Friday, April 13, 2012



Director: Isao Takahata 
Screenplay: Isao Takahata based on the novel by Akiyuki Nosaka


One of the strange curiosities about war stories is that essentially, they are all about someone’s survival. Even when it’s about someone who didn’t survive, somebody had to live to tell the story of how someone didn’t. I think this, is what at its core makes “Grave of the Fireflies,” so powerful; it’s the story of those who didn’t survive, or leave anybody to tell their story. Yes, Akiyuki Nosaka wrote the original novel, a famous book in Japan, after having been left homeless himself during the firebombing of Japan, wasn’t capable of taking care of his young sister, who ended up dying of starvation, just like Setsuko, in the film, but the film seems more universal, with a greater sense of us being told a story through the spiritual world, and its one of hundreds of similar stories that aren’t written in books.

“Grave of the Fireflies,” is one of the essentials of Japanese anime, and that might be the main reason why it isn’t more well-known in America. Those who have seen it, never forget it, and it’s clear to me that it’s the saddest animated film ever made, and it’s certainly one of the most powerful. The movie begins with a firebombing of Kobe, where Seita and Setsuko are a little late getting to the bomb shelter after the air raid announcements. Their mother left ahead of them, but when they meet up with her, she’s been badly burned, and dies shortly thereafter. Seita is suddenly left in charge of Setsuko. He goes to another town to stay with a relative, and for awhile they’re okay, but their aunt continually complains about their laziness, and how they’re taking all the food, and not helping out with the war effort. Their father is in the Navy, and although he hasn’t gotten a reply from him in a while, Seita is confident he’ll return once the war ends. Until then, they have a little money in the bank to survive on. They have other faraway relatives, but Seita doesn’t know how to contact or locate them. Soon, they start living in the bomb shelter, which is abandoned when there’s no air raid. 
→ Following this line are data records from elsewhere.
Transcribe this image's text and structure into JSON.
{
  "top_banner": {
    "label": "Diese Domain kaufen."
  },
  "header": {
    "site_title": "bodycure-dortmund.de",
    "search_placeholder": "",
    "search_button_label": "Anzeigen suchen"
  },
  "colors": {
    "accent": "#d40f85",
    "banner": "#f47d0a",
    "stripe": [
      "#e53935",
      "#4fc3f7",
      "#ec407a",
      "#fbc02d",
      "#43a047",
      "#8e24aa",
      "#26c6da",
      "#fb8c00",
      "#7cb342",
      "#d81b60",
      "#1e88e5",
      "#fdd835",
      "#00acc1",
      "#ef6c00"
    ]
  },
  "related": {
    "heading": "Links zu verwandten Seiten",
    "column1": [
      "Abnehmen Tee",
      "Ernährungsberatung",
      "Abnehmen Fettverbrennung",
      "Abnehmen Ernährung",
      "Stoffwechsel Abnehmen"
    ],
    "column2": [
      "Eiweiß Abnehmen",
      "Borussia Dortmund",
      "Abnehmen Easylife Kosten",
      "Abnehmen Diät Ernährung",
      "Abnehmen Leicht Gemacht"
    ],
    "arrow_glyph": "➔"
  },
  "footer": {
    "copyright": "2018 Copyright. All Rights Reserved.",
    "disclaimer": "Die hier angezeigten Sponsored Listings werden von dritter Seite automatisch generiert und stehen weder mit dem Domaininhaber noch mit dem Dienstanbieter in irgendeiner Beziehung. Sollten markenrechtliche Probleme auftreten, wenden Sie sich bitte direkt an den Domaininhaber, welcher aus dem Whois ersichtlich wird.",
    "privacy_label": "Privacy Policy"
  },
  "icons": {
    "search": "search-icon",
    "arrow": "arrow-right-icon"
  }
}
 The movie begins with Seita dying on a subway platform. I don’t think I was giving anything away to say that Setsuko dies as well. The movie could’ve been made in live action, (In fact, if you check Youtube, you can find multiple live action adaptations) and it might have fit in quite nicely alongside with the Neorealist films of Di Sica, but animation is the correct choice. Live action would give us actors, trying to emulate emotion, but animation has a way of simplifying and exaggerating emotions that live action can’t do. I’ve only seen one other film by Isao Takahata, and that was “Pom Poko,” a strange fable about shapeshifting raccoons trying to save their forest from development. That was based on an idea from the greatest of all Japanese animators, Hayao Miyazaki, and it was more lighthearted and fun, and the animation was actually slightly more interesting.

 Although “Pom Poko”’s not that great a film, it seems more typical of Isao Takahata’s work, and “Grave…” is the exception. “Grave…”’s animation isn’t that memorable, I think it’s even shot in 12 frames/second. Its closer to the look of the early Disney films than it does a movie like “Akira,” which came out around the same time. Yet, maybe more sophisticated animation isn’t right for this film. The peacefulness in the animation, and in the story, makes the film more thought-provoking than other films. Roger Ebert’s great movie review refers to “pillow scenes”, that are often found in Japanese films of all kinds, that leave a scene to look outside and ponder, or tend ponder on some more inconsequential moments, before continuing with a scene, or moving onto a new one, a tradition originating from “Pillow words,” that have a similar effect in Japanese poetry. “Grave of the Fireflies,” will take time out to see the struggling of a little girl remove her one-piece outfit to go swimming, or dwell on the surrounding world, be it a water-colored landscape or the devastating after-effects of those thousands of little tin-can of fire the Americans dropped onto Japan. 

“Grave of the Fireflies,” is one of those rare movies that actually show the human cost of war. It just happens to be animated.